2017

Lithotrophic microbial communities and biosignatures in geothermal environments at Kverkfjöll: an analogue for Mars life (Arola Moreras).

Category: Use of Extreme Environments to advance the exploration and settlement of space

Institution: University of St Andrews

This cross-disciplinary project was focused on identifying active metabolisms in Mars analogue environments and the resulting stable isotope biosignatures preserved in mineral and organic products. Just as terrestrial geological processes can be used as analogues for their Martian counterparts, terrestrial biology can serve as a proxy for Martian biota. To explore the biogeochemistry consistent with the geological observations of ancient Mars, it is necessary to find terrestrial environments that are depleted in oxygen and substantial organic matter, with elevated carbon dioxide, S, and Fe. Such environments exist at the Kverkfjöll subglacial basaltic volcano in Iceland, which has unique ice-fed geothermal systems. Geochemical inputs for these environments are similar to early Mars, including volcanic degassing of carbon dioxide,
hydrogen sulfide, and hydrogen, and dissolution of basalt to release mobile elements such as Mg, Fe, and Ca.

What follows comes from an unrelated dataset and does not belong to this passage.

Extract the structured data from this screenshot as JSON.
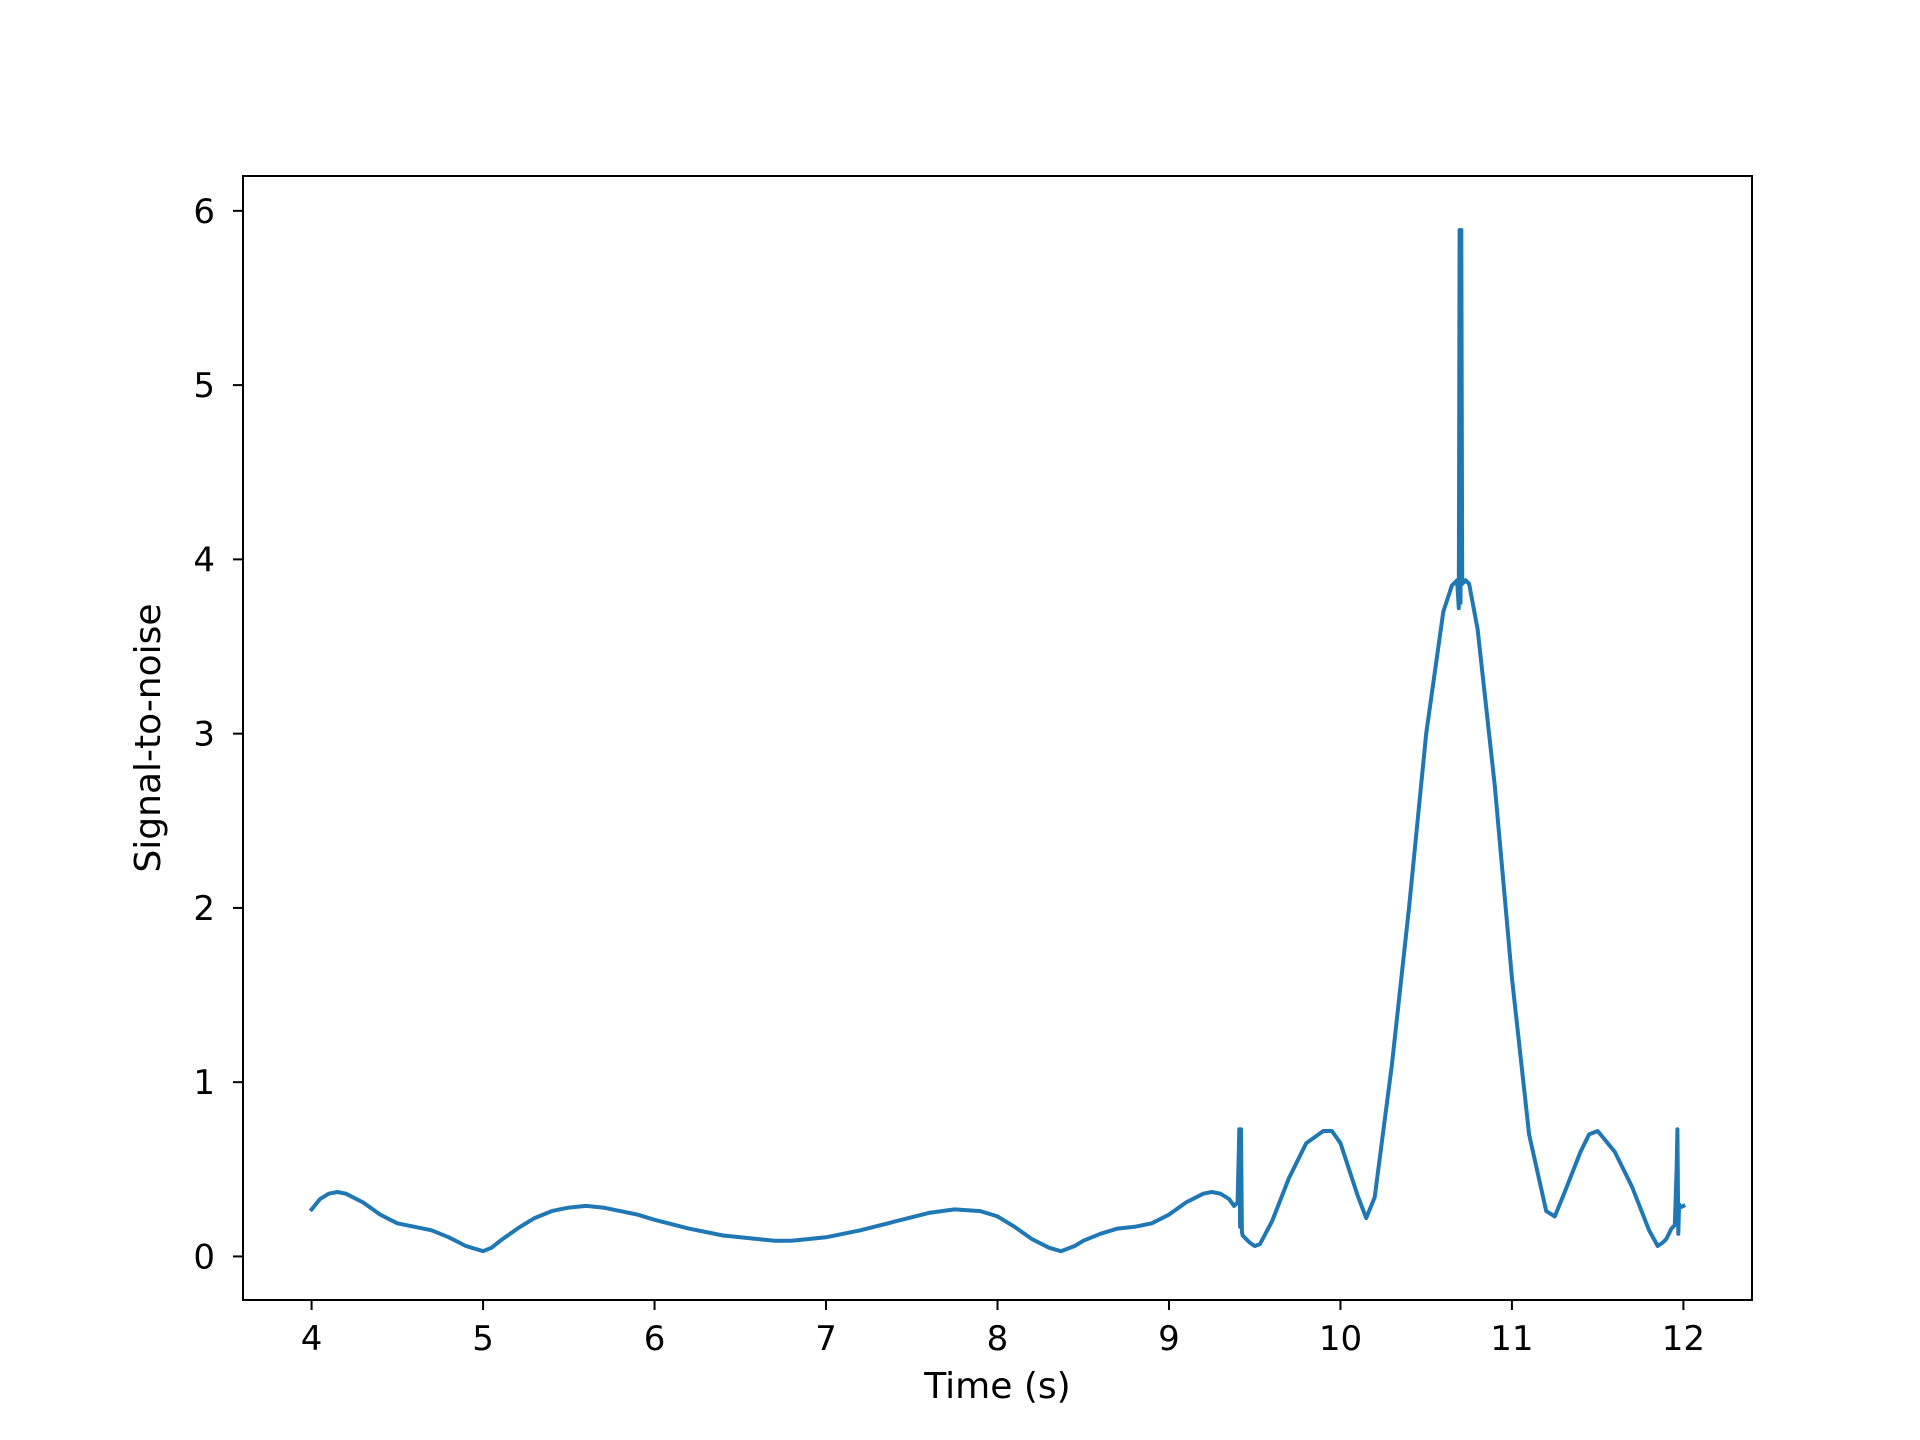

This geochemical similarity to Martian environments allows Mars-analogue biogeochemistry to be investigated. This project is therefore directly relevant to the Earth and Space Foundation’s vision, which includes understanding microbial life in extreme environments on Earth and beyond.

 

Attendance at the Space Studies Programme at the International Space University (Anna Wojdecka)

Category: Applying new space technologies to solve environmental problems on Earth.

Institution: Royal College of Art and Imperial College London.

My goal is to apply the latest new, exponential technologies to address global challenges, innovation, new exponential technologies. At NASA Ames, Singularity University, I’ve expanded my knowledge on new exponential technologies. I want to contribute my multidisciplinary skills to the rapid development of the space sector. This year I’ve been honoured to be accepted to Space Studies Programme at the International Space University, where I will develop a space focused project within a team. I see ISU as a crucial step in my career to design for space. My strongest asset is the ability to applying the principles of design and innovation across new disciplines.

I am particularly interested in the applying new space technologies to solve environmental problems on Earth, like air pollution. Utilising technologies like hyperspectral imaging and microsatelite swarms opens new opportunities to detect, identify and visualise toxic gases globally. As I believe humans are bound to become multi planetary species, I am also very passionate about designing solutions to enhance Space Exploration. During the time at ISU an interdisciplinary and intercultural team will be formed to bring together design, engineering, science, humanities and passion for Space.